Evento da FGV debate legislação que desvendou o megaescândalo, mas não pode evitá-lo

Carla Jiménez
O procurador da Lava Jato Deltan Dallagnol na Câmara dos Deputados, no dia 22 de junho
O procurador da Lava Jato Deltan Dallagnol na Câmara dos Deputados, no dia 22 de junhoM.Camargo (Fotos Públicas)

Falar de obras públicas e Direito num evento patrocinado pela empresa Andrade Gutierrez pode soar suspeito no Brasil de hoje. Num momento em que a Justiça escancara um dos maiores esquemas de corrupção da história, onde as empreiteiras se associaram a políticos sob a legislação vigente, a pergunta é: onde estava esse mesmo Poder Judiciário quando essa trama subterrânea, descoberta pela Lava Jato, se movimentava livremente? Um grupo destacado se reuniu na semana passada para destrinchar as razões pelas quais se chegou a esse labirinto de desvios de dinheiro. A convite da Fundação Getúlio Vargas, juristas, ministros dos tribunais de Justiça, de contas públicas e representantes de entidades empresariais levaram a legislação brasileira e seus agentes para o banco dos réus.
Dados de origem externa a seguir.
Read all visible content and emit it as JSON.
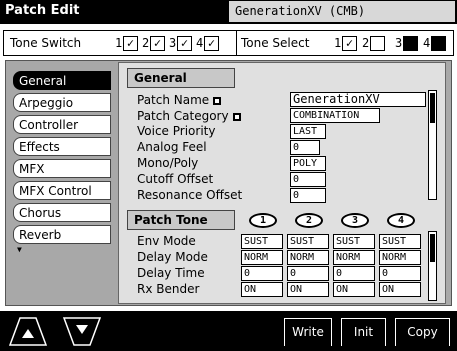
{
  "title_bar": {
    "title": "Patch Edit",
    "patch_name": "GenerationXV (CMB)"
  },
  "tone_switch": {
    "label": "Tone Switch",
    "tones": [
      {
        "num": "1",
        "mark": "✓"
      },
      {
        "num": "2",
        "mark": "✓"
      },
      {
        "num": "3",
        "mark": "✓"
      },
      {
        "num": "4",
        "mark": "✓"
      }
    ]
  },
  "tone_select": {
    "label": "Tone Select",
    "tones": [
      {
        "num": "1",
        "mark": "✓"
      },
      {
        "num": "2",
        "mark": ""
      },
      {
        "num": "3",
        "mark": ""
      },
      {
        "num": "4",
        "mark": ""
      }
    ]
  },
  "categories": [
    "General",
    "Arpeggio",
    "Controller",
    "Effects",
    "MFX",
    "MFX Control",
    "Chorus",
    "Reverb"
  ],
  "category_scroll_icon": "▼",
  "general": {
    "heading": "General",
    "params": [
      {
        "label": "Patch Name",
        "value": "GenerationXV",
        "has_edit_icon": true
      },
      {
        "label": "Patch Category",
        "value": "COMBINATION",
        "has_edit_icon": true
      },
      {
        "label": "Voice Priority",
        "value": "LAST"
      },
      {
        "label": "Analog Feel",
        "value": "0"
      },
      {
        "label": "Mono/Poly",
        "value": "POLY"
      },
      {
        "label": "Cutoff Offset",
        "value": "0"
      },
      {
        "label": "Resonance Offset",
        "value": "0"
      }
    ]
  },
  "patch_tone": {
    "heading": "Patch Tone",
    "tone_numbers": [
      "1",
      "2",
      "3",
      "4"
    ],
    "rows": [
      {
        "label": "Env Mode",
        "values": [
          "SUST",
          "SUST",
          "SUST",
          "SUST"
        ]
      },
      {
        "label": "Delay Mode",
        "values": [
          "NORM",
          "NORM",
          "NORM",
          "NORM"
        ]
      },
      {
        "label": "Delay Time",
        "values": [
          "0",
          "0",
          "0",
          "0"
        ]
      },
      {
        "label": "Rx Bender",
        "values": [
          "ON",
          "ON",
          "ON",
          "ON"
        ]
      }
    ]
  },
  "function_buttons": {
    "write": "Write",
    "init": "Init",
    "copy": "Copy"
  },
  "nav": {
    "up_icon": "up-arrow-icon",
    "down_icon": "down-arrow-icon"
  }
}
O secretário executivo do Programa de Parcerias e Investimentos do Governo Temer, Moreira Franco, trouxe a frase mais ouvida no Brasil dos últimos meses: “As instituições estão funcionando. A Lava Jato funciona porque as instituições funcionam”. Mas por que ela precisou existir é o que não se logra responder. “Como o Brasil, com um sistema de leis tão complexo e elaborado, gerou um dos maiores escândalos de corrupção da humanidade?”, questionou Felipe Santacruz, presidente da Ordem dos Advogados do Brasil (OAB), em um dos paineis do encontro Segurança Jurídica e Governança na Contratação de obras Públicas, realizado pela FGV no dia 20, que contou com apoio do EL PAÍS.
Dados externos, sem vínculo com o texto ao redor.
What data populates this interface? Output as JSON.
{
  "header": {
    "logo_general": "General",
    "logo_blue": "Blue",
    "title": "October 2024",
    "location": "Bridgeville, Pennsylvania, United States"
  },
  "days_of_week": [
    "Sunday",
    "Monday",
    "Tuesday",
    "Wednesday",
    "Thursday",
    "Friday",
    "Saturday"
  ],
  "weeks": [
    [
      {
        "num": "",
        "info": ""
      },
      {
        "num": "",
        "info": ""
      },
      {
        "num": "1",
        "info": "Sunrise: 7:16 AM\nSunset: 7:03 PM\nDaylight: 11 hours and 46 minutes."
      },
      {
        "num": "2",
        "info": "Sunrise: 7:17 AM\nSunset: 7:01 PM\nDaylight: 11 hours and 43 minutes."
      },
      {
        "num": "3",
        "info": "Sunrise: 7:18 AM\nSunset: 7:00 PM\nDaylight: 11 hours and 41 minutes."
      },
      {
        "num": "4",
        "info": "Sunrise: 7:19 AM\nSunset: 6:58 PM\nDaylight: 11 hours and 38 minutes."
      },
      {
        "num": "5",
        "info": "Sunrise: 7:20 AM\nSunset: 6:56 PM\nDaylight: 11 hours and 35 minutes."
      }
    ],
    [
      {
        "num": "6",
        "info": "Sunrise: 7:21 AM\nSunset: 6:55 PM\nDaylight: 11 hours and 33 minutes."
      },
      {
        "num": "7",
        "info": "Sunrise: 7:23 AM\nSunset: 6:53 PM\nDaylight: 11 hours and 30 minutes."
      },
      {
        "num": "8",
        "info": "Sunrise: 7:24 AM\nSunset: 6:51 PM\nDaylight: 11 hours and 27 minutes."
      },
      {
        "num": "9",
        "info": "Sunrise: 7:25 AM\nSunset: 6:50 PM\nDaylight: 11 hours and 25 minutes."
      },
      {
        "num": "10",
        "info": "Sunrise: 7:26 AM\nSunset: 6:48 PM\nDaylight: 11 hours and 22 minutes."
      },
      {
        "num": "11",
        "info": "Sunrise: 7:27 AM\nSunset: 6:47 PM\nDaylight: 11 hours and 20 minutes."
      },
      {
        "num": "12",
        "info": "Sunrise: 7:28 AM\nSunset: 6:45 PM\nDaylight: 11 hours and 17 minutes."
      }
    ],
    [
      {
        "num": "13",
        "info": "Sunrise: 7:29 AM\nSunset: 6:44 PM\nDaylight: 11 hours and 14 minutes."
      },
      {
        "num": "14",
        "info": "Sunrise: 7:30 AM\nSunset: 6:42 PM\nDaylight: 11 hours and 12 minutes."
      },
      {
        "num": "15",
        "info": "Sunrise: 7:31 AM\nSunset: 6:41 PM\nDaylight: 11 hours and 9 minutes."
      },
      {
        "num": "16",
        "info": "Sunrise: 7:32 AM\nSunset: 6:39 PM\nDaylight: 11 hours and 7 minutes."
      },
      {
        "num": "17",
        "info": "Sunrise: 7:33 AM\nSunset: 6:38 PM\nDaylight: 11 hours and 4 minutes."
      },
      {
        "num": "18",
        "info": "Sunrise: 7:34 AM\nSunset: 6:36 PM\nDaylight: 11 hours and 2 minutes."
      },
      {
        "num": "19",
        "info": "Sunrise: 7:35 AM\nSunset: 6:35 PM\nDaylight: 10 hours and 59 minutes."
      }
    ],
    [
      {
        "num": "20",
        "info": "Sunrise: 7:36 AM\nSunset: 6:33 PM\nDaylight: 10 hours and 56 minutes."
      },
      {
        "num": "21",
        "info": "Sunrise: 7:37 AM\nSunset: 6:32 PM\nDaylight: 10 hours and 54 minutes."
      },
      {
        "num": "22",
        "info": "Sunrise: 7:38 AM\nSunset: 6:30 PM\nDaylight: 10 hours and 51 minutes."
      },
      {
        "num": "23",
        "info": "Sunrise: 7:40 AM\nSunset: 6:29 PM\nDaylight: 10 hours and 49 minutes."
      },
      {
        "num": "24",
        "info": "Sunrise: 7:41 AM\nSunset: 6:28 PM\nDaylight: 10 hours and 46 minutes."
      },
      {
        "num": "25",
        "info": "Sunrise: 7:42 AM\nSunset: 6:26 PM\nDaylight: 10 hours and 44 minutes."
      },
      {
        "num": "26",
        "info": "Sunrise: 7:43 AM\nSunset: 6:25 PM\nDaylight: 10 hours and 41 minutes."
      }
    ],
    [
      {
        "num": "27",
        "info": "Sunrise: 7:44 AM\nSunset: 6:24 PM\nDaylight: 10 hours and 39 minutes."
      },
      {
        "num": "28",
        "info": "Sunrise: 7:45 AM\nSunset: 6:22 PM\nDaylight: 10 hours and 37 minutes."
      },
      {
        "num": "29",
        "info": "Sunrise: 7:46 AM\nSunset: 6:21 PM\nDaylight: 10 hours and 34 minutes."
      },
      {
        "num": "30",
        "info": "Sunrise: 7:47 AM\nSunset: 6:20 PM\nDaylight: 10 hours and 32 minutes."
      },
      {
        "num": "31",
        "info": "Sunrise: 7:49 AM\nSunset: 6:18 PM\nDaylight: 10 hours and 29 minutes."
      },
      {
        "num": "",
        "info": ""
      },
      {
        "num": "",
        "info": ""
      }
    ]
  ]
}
“É que as instituições estão funcionando bem no aspecto repressivo”, observou Venilton Tadini, presidente da Associação Brasileira de Infraestrutura e indústrias de Base (Abdib). Mas falharam no controle prévio, completa. A tarefa não parece fácil de qualquer forma. “Com um sistema de corrupção tão imbricado na sociedade brasileira qualquer lei seria vencida por esquemas corruptos”, avalia Benjamin Zymler, ministro do Tribunal de Contas da União. Zymler fala com a experiência de quem acompanhou a ebulição da Petrobras em seus anos dourados depois descoberta do pré-sal. Como órgão fiscalizador, o Tribunal sempre cobrou da Petrobras o envio de informações básicas sobre as obras a serem executadas pela companhia, mas os dados não eram enviados, alegando-se “pretenso sigilo de negócios”.

O ministro chegou a levar essa dificuldade para a presidenta Dilma Rousseff em 2011, quando assumiu por dois anos a presidência do TCU. O que ouviu parecia profético. “Expliquei a ela que estávamos sem o fluxo de informações que permitisse o controle mínimo sobre a Petrobras. A presidenta Dilma me disse: ‘Benjamin, se você conseguir controlar a Petrobras agradeço muito, pois nós também não conseguimos controlar. É uma criatura maior que o criador”, contou Zymler.

A criatura se esparramou pelo Estado brasileiro a despeito da legislação e órgãos de controle, como sintentizou João Otávio de Noronha, ministro do Tribunal Superior de Justiça, que acaba de assumir o Conselho Nacional de Justiça. “Gestores públicos e privados em um envolvimento sórdido, que alcança o Legislativo, com fatiamento de cargos públicos, onde a diretoria da Transpetro [responsável pela logística da Petrobras] é indicada por um senador, a presidência do Banco do Brasil por outro, e assim por diante. Essa é a administração brasileira hoje”, disse Noronha.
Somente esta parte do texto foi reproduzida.